By the time Mr. Modi announced the lockdown, India had officially counted about 500 cases of coronavirus infection and estimated 10 deaths because of the contagion. (The official numbers increased on Thursday to 649 infection cases and 13 deaths.) The numbers were so low because testing for the virus has been very limited. Estimates from our group of scientists and others suggest the actual number of infection cases in India is likely to be about 21,000 by now.

Our estimates and those from the Indian Council for Medical Research indicate that a national lockdown, if adhered to well, could reduce the number of infections at the peak of the pandemic — expected by early May — by 70 percent to 80 percent, depending on the degree of compliance with physical distancing. Our estimates suggest that about a million people would still need hospital beds and critical care. Had India not imposed the lockdown, it would have been five million to six million people.

India has four to six weeks before the coronavirus outbreak hits its peak. It is absolutely necessary to use this window of opportunity to create an enormous, affordable and easily available testing infrastructure, intensify efforts to identify the sick, trace their contacts and isolate them and prepare for the avalanche. Hygienic quarantine facilities and intensive-care beds must be set up in all state capitals.

New Delhi has to move swiftly, marshal its financial and human resources, and build temporary Covid-19 treatment facilities; procure necessary equipment, including test kits; and buy personal protective equipment, hospital beds, oxygen-flow masks and ventilators. At the same time, it has to train health workers in infection control and safe testing.

If India fails to fill these serious gaps in its capacity, the pandemic will exact a heavy toll.

The disease is likely to return later in the year. Many Indians still lack immunity to the coronavirus, although the extent will be known only when surveys are conducted that are able to test the population for antibodies that indicate their exposure to the disease.

The lockdown has most likely saved millions of lives, but the bold public health actions of the government should be matched by similar efforts to ensure that the pandemic does not generate a secondary hunger and poverty crisis. Nearly half a billion Indians earn daily wages and have no meaningful savings. The state governments of Kerala, Tamil Nadu and Uttar Pradesh have already announced a daily minimum allowance and monthly rations to help families avert a hunger crisis. Others are likely to follow.

On Thursday, India’s finance minister announced a support package of $20.6 billion, which includes direct cash payments, free cooking gas, and food grains and lentils for the poor. Indian government has massive amounts of excess food stocks that could be used quickly to expand the public distribution system.

To some extent, demonetization has helped by moving parts of the economy to digital payments that now reach about 40 percent of the population. The push to direct benefits to where each adult has a bank account could help transfer emergency funds into the pockets of the poor, who will desperately need them to tide over the next few weeks and months.
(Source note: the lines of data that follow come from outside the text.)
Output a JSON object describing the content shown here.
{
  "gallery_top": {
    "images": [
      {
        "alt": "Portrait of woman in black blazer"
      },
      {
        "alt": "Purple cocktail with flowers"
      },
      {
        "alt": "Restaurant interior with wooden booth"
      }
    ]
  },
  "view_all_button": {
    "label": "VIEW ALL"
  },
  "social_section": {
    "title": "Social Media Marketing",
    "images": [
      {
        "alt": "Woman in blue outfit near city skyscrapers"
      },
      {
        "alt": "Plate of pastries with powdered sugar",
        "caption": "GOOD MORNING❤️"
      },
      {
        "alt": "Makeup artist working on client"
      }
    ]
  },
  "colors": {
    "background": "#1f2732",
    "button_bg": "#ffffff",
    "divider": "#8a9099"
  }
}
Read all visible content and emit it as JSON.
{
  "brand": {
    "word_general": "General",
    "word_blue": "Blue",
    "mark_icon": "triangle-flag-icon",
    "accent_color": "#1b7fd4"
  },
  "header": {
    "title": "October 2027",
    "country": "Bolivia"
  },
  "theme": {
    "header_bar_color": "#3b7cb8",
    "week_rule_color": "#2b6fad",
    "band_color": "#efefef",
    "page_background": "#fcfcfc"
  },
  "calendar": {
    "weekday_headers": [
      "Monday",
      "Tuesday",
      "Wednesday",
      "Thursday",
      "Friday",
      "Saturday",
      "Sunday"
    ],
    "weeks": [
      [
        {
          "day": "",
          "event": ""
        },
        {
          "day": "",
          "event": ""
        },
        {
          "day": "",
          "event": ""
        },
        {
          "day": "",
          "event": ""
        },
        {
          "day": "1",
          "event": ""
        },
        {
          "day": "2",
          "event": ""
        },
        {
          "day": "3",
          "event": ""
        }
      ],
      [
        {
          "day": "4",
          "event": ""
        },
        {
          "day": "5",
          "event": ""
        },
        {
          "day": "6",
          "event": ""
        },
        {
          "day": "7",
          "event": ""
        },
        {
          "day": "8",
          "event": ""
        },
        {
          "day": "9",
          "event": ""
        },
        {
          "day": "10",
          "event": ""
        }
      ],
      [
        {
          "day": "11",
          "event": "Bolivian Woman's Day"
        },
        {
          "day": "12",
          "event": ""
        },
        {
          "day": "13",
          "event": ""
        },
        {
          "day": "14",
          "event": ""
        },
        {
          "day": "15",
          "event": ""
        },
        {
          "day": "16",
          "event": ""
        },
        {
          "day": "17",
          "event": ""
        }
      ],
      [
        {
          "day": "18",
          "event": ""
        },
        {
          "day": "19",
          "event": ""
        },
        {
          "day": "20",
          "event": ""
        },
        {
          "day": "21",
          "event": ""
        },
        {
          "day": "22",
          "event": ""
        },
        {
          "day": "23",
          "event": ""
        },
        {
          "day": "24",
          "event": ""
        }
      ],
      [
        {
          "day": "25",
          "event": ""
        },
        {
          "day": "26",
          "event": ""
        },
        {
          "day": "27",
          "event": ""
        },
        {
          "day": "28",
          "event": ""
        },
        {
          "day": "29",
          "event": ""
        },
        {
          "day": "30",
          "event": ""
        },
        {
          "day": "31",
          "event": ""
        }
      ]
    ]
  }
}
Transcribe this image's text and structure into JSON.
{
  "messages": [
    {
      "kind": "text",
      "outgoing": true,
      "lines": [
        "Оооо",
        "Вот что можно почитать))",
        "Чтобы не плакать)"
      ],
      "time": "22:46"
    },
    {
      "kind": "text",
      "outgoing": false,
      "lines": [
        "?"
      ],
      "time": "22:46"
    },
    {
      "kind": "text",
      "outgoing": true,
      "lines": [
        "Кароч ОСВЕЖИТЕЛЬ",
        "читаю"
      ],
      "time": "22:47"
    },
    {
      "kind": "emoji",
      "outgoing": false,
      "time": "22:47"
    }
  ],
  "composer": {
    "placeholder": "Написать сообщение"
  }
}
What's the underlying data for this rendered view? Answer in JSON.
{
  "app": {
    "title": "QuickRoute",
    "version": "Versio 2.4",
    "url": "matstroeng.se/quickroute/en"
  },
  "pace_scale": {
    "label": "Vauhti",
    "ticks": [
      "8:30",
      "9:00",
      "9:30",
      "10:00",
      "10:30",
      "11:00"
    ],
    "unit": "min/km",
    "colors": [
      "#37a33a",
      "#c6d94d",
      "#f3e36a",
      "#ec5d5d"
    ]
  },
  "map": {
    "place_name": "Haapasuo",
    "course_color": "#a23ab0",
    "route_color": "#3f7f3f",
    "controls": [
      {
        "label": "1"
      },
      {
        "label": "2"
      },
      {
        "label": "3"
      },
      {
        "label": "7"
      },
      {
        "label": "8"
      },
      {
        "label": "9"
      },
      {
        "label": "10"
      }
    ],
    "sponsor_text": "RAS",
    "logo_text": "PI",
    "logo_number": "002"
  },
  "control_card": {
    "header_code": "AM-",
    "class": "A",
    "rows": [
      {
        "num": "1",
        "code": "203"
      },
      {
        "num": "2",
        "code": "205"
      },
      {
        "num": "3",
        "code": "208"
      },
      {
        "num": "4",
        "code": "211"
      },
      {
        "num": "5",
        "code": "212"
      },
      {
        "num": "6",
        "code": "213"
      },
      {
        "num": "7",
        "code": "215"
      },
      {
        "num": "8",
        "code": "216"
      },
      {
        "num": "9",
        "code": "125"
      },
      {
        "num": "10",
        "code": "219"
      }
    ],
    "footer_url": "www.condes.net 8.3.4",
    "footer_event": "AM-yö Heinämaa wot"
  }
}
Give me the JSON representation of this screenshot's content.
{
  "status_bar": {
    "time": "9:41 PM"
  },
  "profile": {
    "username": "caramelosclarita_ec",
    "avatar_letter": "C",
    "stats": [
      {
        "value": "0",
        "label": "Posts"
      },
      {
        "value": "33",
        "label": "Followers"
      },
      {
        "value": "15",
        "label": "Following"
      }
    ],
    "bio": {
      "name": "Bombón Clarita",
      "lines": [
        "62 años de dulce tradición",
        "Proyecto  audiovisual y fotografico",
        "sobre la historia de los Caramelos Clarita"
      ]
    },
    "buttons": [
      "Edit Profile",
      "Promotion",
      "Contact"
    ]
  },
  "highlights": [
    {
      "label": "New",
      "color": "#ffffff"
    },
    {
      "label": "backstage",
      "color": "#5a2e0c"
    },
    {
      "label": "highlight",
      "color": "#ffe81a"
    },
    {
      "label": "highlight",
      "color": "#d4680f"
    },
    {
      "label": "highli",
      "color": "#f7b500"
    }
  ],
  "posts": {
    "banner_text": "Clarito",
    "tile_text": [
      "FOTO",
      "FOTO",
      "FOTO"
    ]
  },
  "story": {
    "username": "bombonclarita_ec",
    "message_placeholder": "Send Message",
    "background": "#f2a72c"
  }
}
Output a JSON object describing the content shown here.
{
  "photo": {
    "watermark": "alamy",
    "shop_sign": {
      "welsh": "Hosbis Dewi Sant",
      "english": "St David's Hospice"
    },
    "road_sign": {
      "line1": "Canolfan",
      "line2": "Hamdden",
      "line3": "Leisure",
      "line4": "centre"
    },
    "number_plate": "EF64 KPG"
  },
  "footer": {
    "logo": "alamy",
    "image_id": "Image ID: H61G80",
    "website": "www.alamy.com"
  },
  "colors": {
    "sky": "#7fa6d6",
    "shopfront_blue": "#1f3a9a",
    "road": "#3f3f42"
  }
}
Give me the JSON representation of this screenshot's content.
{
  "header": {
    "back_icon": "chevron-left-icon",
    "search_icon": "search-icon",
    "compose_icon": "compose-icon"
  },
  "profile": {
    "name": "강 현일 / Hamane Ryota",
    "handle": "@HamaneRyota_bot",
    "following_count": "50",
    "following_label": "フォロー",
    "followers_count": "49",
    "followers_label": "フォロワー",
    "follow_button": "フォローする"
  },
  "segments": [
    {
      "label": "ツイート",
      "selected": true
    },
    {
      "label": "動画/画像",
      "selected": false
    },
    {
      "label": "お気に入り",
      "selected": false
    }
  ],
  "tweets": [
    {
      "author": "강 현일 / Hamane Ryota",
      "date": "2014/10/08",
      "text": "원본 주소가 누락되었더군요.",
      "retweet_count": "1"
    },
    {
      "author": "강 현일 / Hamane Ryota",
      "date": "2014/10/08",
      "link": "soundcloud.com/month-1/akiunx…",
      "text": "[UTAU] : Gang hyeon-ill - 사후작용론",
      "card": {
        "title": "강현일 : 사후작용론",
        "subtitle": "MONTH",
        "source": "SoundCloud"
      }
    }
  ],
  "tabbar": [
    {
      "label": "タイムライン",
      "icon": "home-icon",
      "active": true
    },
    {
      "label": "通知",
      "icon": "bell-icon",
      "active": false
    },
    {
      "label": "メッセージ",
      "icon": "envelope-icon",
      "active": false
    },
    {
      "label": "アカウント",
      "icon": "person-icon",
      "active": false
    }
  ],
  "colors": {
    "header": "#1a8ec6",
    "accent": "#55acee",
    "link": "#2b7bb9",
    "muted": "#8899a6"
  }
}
India’s health care system is about to be tested. The health workers, doctors, hospitals and public health professionals must prepare for the eventual onslaught of the contagion in late April or early May.

Medical personnel around the country have complained about the lack of protective gear, which should be urgently addressed. Both the public and the private sectors will have to join forces. The next four weeks are absolutely crucial for India, and the lives and livelihoods of 1.4 billion Indians depend on the work that lies ahead.

Ramanan Laxminarayan is an economist and an epidemiologist. He is director of the Center for Disease Dynamics, Economics & Policy in Washington and a senior research scholar at Princeton.